Well-Ordered Poly(3-alkylthiophene) Diblock Copolymers for Organic Photovoltaic Applications

Thursday, October 20, 2011: 3:40 PM
L100 B (Minneapolis Convention Center)
Bryan W. Boudouris, Victor Ho, Bryan L. McCulloch and Rachel A. Segalman, Department of Chemical and Biomolecular Engineering, University of California, Berkeley, Berkeley, CA

Conjugated, semiconducting macromolecules have risen to the fore as electron-donating materials in organic photovoltaics (OPVs). In fact, advances in the fabrication and post-processing of polymer–fullerene bulk heterojunction solar cells have allowed for devices with power conversion efficiencies approaching those of amorphous silicon devices to be realized. Better knowledge of how exciton (a bound electron-hole pair) dissociation and the internal morphology of the active layer affects device performance should facilitate processing optimization and, ultimately, lead to devices with higher power conversion efficiencies. Because block copolymers self-assemble on the same length scale as the exciton dissociation length in organic materials (~10 nm), diblock copolymers containing a rigid, semiconducting moiety (rod) covalently linked to a flexible block (coil) have attracted an ever-increasing amount of attention. In contrast to coil-coil diblock copolymers, conjugated rod-coil diblock copolymers self-assemble due to a balance of liquid crystalline (rod-rod) and enthalpic (rod-coil) interactions. Previous work has demonstrated that while coil-coil diblock copolymers self-assemble into a host of nanostructures with varying degrees of interfacial curvature, when rod-rod interactions dominate self-assembly in rod-coil block copolymers, lamellar structures with little curvature are preferred.

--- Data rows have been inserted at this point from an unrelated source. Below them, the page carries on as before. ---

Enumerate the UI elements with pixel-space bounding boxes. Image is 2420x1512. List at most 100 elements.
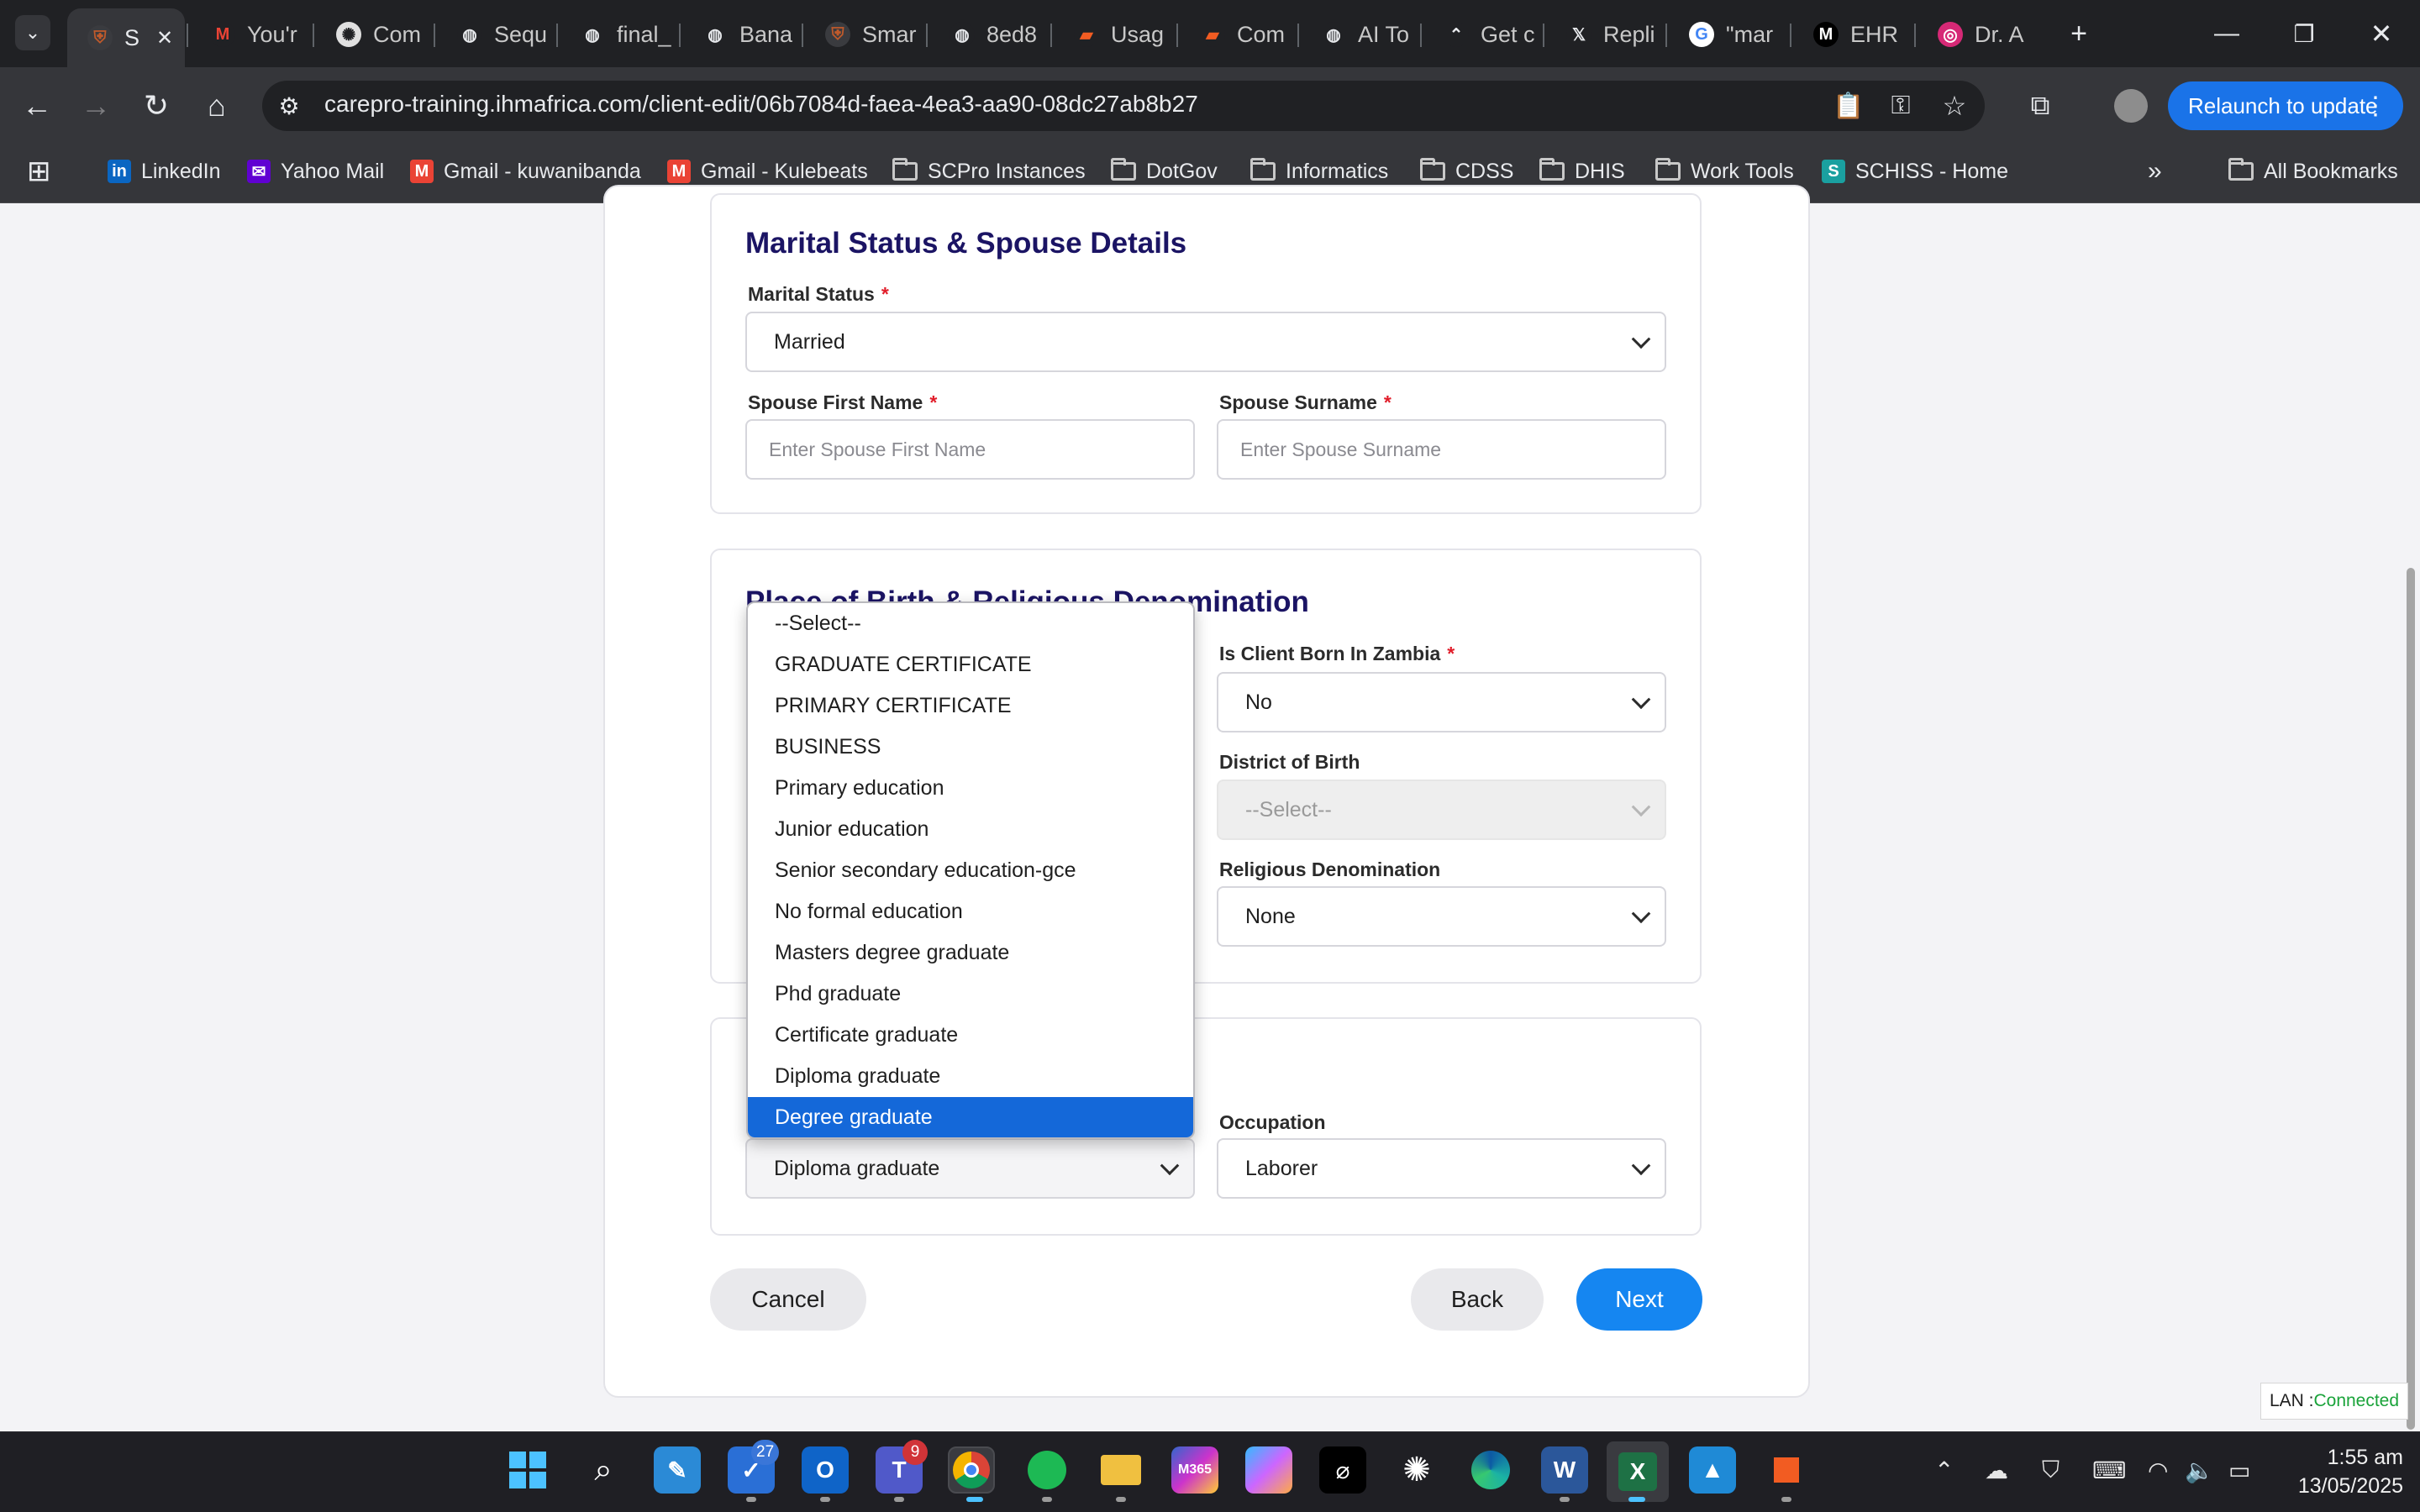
education-option[interactable]: GRADUATE CERTIFICATE: [748, 644, 1193, 685]
education-option[interactable]: Degree graduate: [748, 1097, 1193, 1137]
clock-date: 13/05/2025: [2297, 1474, 2403, 1498]
reload-icon[interactable]: ↻: [138, 87, 175, 124]
file-explorer-icon[interactable]: [1097, 1446, 1144, 1494]
browser-tab[interactable]: ◍ Bana: [682, 12, 800, 57]
chrome-icon[interactable]: [948, 1446, 995, 1494]
bookmark-item[interactable]: Work Tools: [1655, 155, 1794, 188]
education-option[interactable]: Diploma graduate: [748, 1056, 1193, 1097]
browser-tab[interactable]: ⛨ S ✕: [67, 8, 185, 67]
all-bookmarks[interactable]: All Bookmarks: [2228, 155, 2398, 188]
occupation-select[interactable]: Laborer: [1217, 1138, 1666, 1199]
keyboard-icon[interactable]: ⌨: [2092, 1457, 2126, 1484]
bookmark-star-icon[interactable]: ☆: [1936, 87, 1973, 124]
back-arrow-icon[interactable]: ←: [18, 87, 55, 124]
next-button[interactable]: Next: [1576, 1268, 1702, 1331]
profile-avatar-icon[interactable]: [2112, 87, 2149, 124]
home-icon[interactable]: ⌂: [198, 87, 235, 124]
browser-tab[interactable]: 𝕏 Repli: [1546, 12, 1664, 57]
education-select[interactable]: Diploma graduate: [745, 1138, 1195, 1199]
linkedin-icon: in: [108, 160, 131, 183]
outlook-icon[interactable]: O: [802, 1446, 849, 1494]
browser-tab[interactable]: G "mar: [1669, 12, 1786, 57]
bookmark-item[interactable]: SCPro Instances: [892, 155, 1086, 188]
education-option[interactable]: BUSINESS: [748, 727, 1193, 768]
browser-tab[interactable]: ◍ final_: [560, 12, 677, 57]
education-option[interactable]: Junior education: [748, 809, 1193, 850]
education-dropdown-list[interactable]: --Select-- GRADUATE CERTIFICATE PRIMARY CE…: [746, 601, 1195, 1139]
windows-start-icon[interactable]: [504, 1446, 551, 1494]
spouse-surname-input[interactable]: Enter Spouse Surname: [1217, 419, 1666, 480]
browser-tab[interactable]: M EHR: [1793, 12, 1911, 57]
browser-tab[interactable]: ▰ Usag: [1054, 12, 1171, 57]
more-bookmarks-icon[interactable]: »: [2148, 155, 2162, 188]
chatgpt-icon[interactable]: ✺: [1393, 1446, 1440, 1494]
cancel-button[interactable]: Cancel: [710, 1268, 866, 1331]
volume-icon[interactable]: 🔈: [2185, 1457, 2214, 1484]
bookmark-item[interactable]: CDSS: [1420, 155, 1513, 188]
widgets-icon[interactable]: ✎: [654, 1446, 701, 1494]
cursor-app-icon[interactable]: ⌀: [1319, 1446, 1366, 1494]
bookmark-item[interactable]: S SCHISS - Home: [1822, 155, 2008, 188]
site-info-icon[interactable]: ⚙: [271, 87, 308, 124]
page-scrollbar[interactable]: [2407, 568, 2415, 1430]
onedrive-icon[interactable]: ☁: [1985, 1457, 2008, 1484]
chevron-up-icon[interactable]: ⌃: [1934, 1457, 1954, 1484]
browser-tab[interactable]: ◍ AI To: [1301, 12, 1418, 57]
wifi-icon[interactable]: ◠: [2148, 1457, 2168, 1484]
microsoft-365-icon[interactable]: M365: [1171, 1446, 1218, 1494]
excel-taskbar-slot[interactable]: X: [1607, 1441, 1669, 1502]
bookmark-item[interactable]: DHIS: [1539, 155, 1625, 188]
new-tab-icon[interactable]: +: [2060, 15, 2097, 52]
restore-icon[interactable]: ❐: [2286, 15, 2323, 52]
bookmark-item[interactable]: in LinkedIn: [108, 155, 221, 188]
education-option[interactable]: No formal education: [748, 891, 1193, 932]
tab-search-icon[interactable]: ⌄: [15, 15, 50, 50]
clock[interactable]: 1:55 am 13/05/2025: [2289, 1443, 2403, 1500]
bookmark-item[interactable]: M Gmail - Kulebeats: [667, 155, 868, 188]
copilot-icon[interactable]: [1245, 1446, 1292, 1494]
education-option[interactable]: PRIMARY CERTIFICATE: [748, 685, 1193, 727]
defender-icon[interactable]: ⛉: [2042, 1457, 2060, 1484]
photos-icon[interactable]: ▲: [1689, 1446, 1736, 1494]
forward-arrow-icon[interactable]: →: [77, 87, 114, 124]
browser-tab[interactable]: ◎ Dr. A: [1918, 12, 2035, 57]
browser-tab[interactable]: ⌃ Get c: [1423, 12, 1541, 57]
born-in-zambia-select[interactable]: No: [1217, 672, 1666, 732]
close-window-icon[interactable]: ✕: [2363, 15, 2400, 52]
gmail-icon: M: [210, 22, 235, 47]
browser-tab[interactable]: ▰ Com: [1180, 12, 1297, 57]
education-option[interactable]: Senior secondary education-gce: [748, 850, 1193, 891]
spouse-first-name-input[interactable]: Enter Spouse First Name: [745, 419, 1195, 480]
excel-icon: X: [1618, 1452, 1657, 1491]
battery-icon[interactable]: ▭: [2228, 1457, 2250, 1484]
education-option[interactable]: Primary education: [748, 768, 1193, 809]
close-tab-icon[interactable]: ✕: [156, 26, 173, 50]
word-icon[interactable]: W: [1541, 1446, 1588, 1494]
edge-icon[interactable]: [1467, 1446, 1514, 1494]
spotify-icon[interactable]: [1023, 1446, 1071, 1494]
browser-tab[interactable]: M You'r: [190, 12, 308, 57]
marital-status-select[interactable]: Married: [745, 312, 1666, 372]
back-button[interactable]: Back: [1411, 1268, 1544, 1331]
clipboard-icon[interactable]: 📋: [1830, 87, 1867, 124]
bookmark-item[interactable]: M Gmail - kuwanibanda: [410, 155, 641, 188]
browser-tab[interactable]: ✺ Com: [316, 12, 434, 57]
extensions-icon[interactable]: ⧉: [2022, 87, 2059, 124]
browser-tab[interactable]: ⛨ Smar: [805, 12, 923, 57]
religious-denomination-select[interactable]: None: [1217, 886, 1666, 947]
orange-app-icon[interactable]: [1763, 1446, 1810, 1494]
password-key-icon[interactable]: ⚿: [1882, 87, 1919, 124]
education-option[interactable]: Masters degree graduate: [748, 932, 1193, 974]
education-option[interactable]: Certificate graduate: [748, 1015, 1193, 1056]
browser-tab[interactable]: ◍ Sequ: [437, 12, 555, 57]
education-option[interactable]: Phd graduate: [748, 974, 1193, 1015]
bookmark-item[interactable]: DotGov: [1111, 155, 1218, 188]
minimize-icon[interactable]: —: [2208, 15, 2245, 52]
browser-tab[interactable]: ◍ 8ed8: [929, 12, 1047, 57]
relaunch-button[interactable]: Relaunch to update ⋮: [2168, 81, 2403, 130]
apps-grid-icon[interactable]: ⊞: [27, 155, 51, 188]
bookmark-item[interactable]: ✉ Yahoo Mail: [247, 155, 384, 188]
bookmark-item[interactable]: Informatics: [1250, 155, 1388, 188]
search-icon[interactable]: ⌕: [580, 1446, 627, 1494]
education-option[interactable]: --Select--: [748, 603, 1193, 644]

Here, it is demonstrated that non-lamellar, potentially more useful nanostructures can be formed when liquid crystalline and enthalpic interactions are more closely balanced through precise molecular design of the conjugated moiety. Specifically, hexagonally-packed cylinders of the polylactide (PLA) coil block embedded in a semiconducting poly(3-alkylthiophene) (P3AT) matrix are shown. Note that this particular semiconducting moiety, P3AT, is of great interest as polythiophenes are used commonly as active layer components in plastic electronic devices. Previous efforts to generate this phase in polythiophene-based block copolymers have failed due to the high driving force for P3AT crystallization at room temperature. By carefully designing the molecular architecture of the P3AT moiety, we are able to strike a balance between crystallization and microphase separation due to chemical dissimilarity between copolymer segments. In addition to hexagonally-packed cylinders, P3AT-PLA block copolymers form nanostructures (i.e., lamellae) with long-range order at almost all block copolymer compositions. Importantly, and despite the presence of large weight fraction of PLA present in the diblock copolymers (wPLA > 0.50), the conjugated moiety of the P3AT-PLA block copolymers retains the crystalline packing structure and characteristic high time-of-flight (TOF) charge transport of the homopolymer polythiophene (μh ~10-4 cm2 V-1 s-1) in the confined block copolymer domains.